Assembly line of data
“You start first with what are you trying to achieve with the data,” he said. “Think of it like Uptake has built a manufacturing plant. You need to start out with, ‘what are we manufacturing?’ Well, we’re manufacturing insights that are going to improve your business. So, what I want to do is manufacture insights that are going to improve annual energy production for a wind company. Some of those could be around predictive failures of major components, your gearbox, other elements of your drivetrain, your generator, or it could be around power performance. Am I actually producing as much as I could? Those are the kinds of insights that are tied to an outcome. Then you go back and look at the data needed to provide that insight. That’s how we think about it.”
Everything in between that data and the massively different insights is the manufacturing assembly line that has been built, according to Garg.
“The difference is other people may have started by saying, ‘I’m going to build a plant that just takes your data and be a data warehouse, or I’m going to be a data lake,’” he said. “We started from the idea that we wanted to have the best machine learning insights.”

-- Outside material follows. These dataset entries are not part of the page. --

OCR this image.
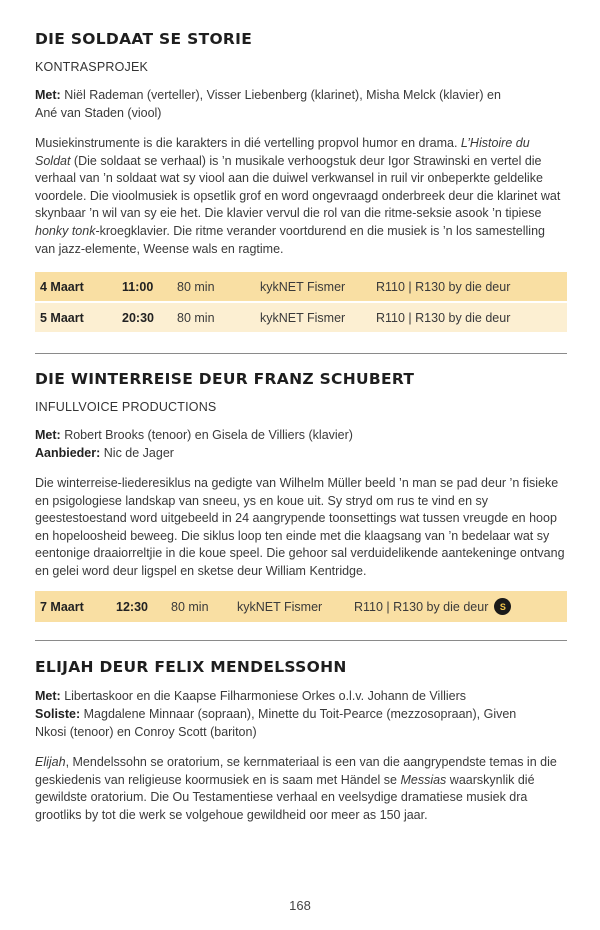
DIE SOLDAAT SE STORIE
KONTRASPROJEK
Met: Niël Rademan (verteller), Visser Liebenberg (klarinet), Misha Melck (klavier) en Ané van Staden (viool)
Musiekinstrumente is die karakters in dié vertelling propvol humor en drama. L’Histoire du Soldat (Die soldaat se verhaal) is ’n musikale verhoogstuk deur Igor Strawinski en vertel die verhaal van ’n soldaat wat sy viool aan die duiwel verkwansel in ruil vir onbeperkte geldelike voordele. Die vioolmusiek is opsetlik grof en word ongevraagd onderbreek deur die klarinet wat skynbaar ’n wil van sy eie het. Die klavier vervul die rol van die ritme-seksie asook ’n tipiese honky tonk-kroegklavier. Die ritme verander voortdurend en die musiek is ’n los samestelling van jazz-elemente, Weense wals en ragtime.
4 Maart	11:00	80 min	kykNET Fismer	R110 | R130 by die deur
5 Maart	20:30	80 min	kykNET Fismer	R110 | R130 by die deur
DIE WINTERREISE DEUR FRANZ SCHUBERT
INFULLVOICE PRODUCTIONS
Met: Robert Brooks (tenoor) en Gisela de Villiers (klavier)
Aanbieder: Nic de Jager
Die winterreise-liederesiklus na gedigte van Wilhelm Müller beeld ’n man se pad deur ’n fisieke en psigologiese landskap van sneeu, ys en koue uit. Sy stryd om rus te vind en sy geestestoestand word uitgebeeld in 24 aangrypende toonsettings wat tussen vreugde en hoop en hopeloosheid beweeg. Die siklus loop ten einde met die klaagsang van ’n bedelaar wat sy eentonige draaiorreltjie in die koue speel. Die gehoor sal verduidelikende aantekeninge ontvang en gelei word deur ligspel en sketse deur William Kentridge.
7 Maart	12:30	80 min	kykNET Fismer	R110 | R130 by die deur	S
ELIJAH DEUR FELIX MENDELSSOHN
Met: Libertaskoor en die Kaapse Filharmoniese Orkes o.l.v. Johann de Villiers
Soliste: Magdalene Minnaar (sopraan), Minette du Toit-Pearce (mezzosopraan), Given Nkosi (tenoor) en Conroy Scott (bariton)
Elijah, Mendelssohn se oratorium, se kernmateriaal is een van die aangrypendste temas in die geskiedenis van religieuse koormusiek en is saam met Händel se Messias waarskynlik dié gewildste oratorium. Die Ou Testamentiese verhaal en veelsydige dramatiese musiek dra grootliks by tot die werk se volgehoue gewildheid oor meer as 150 jaar.
168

“You’ve got be able to connect to a lot of different types of data,” Garg added. “There’s streaming data; there’s enterprise data; there’s contextual data like weather. You’ve got to be able to bring that in and process that and clean it and normalize it in relation to each other. You’ve got to be able to store that data. You’ve got to be able to access that data in real time or at the time that you need to deliver an insight. And unless you start with the idea that what you’re trying to deliver is the insight, you’ll struggle to build the right assembly line.”
Garg pointed out that is the reason Uptake started the way it did.

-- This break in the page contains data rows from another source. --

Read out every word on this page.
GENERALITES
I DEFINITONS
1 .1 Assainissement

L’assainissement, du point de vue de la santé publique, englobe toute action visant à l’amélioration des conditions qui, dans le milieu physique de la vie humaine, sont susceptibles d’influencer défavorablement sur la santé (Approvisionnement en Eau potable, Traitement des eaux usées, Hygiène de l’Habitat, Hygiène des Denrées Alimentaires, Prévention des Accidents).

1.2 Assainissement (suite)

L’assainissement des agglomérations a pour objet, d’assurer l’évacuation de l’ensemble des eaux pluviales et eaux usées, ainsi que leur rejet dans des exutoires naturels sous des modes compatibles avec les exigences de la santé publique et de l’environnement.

“It is so complicated, that if you don’t start with the end in mind, you’ll end up building a lot of technical debt,” he said.
Customer collaboration
And by collaborating with its customers, Uptake expects to only get better at what it’s already good at, according to Garg.
“Our overall philosophy is that we are obsessed with outcomes for our customers,” he said. “It’s really through collaborative relationships with customers that we’re all going to get better.”
And through its machine-learning insights, Uptake is seeing a combination of all that, according to Garg.
“We’re seeing that in energy,” he said. “Energy is growing. We are currently doing a deal with one of the largest generators in the world. We just signed a deal with the Department of Defense. So, it’s moving beyond energy, too. We’re in the defense space — a very competitive space. They’re reluctant, often times, to not go with incumbents. So, the fact that they went with us for their Bradley tank is a great affirmation and confirmation of why we’re different.”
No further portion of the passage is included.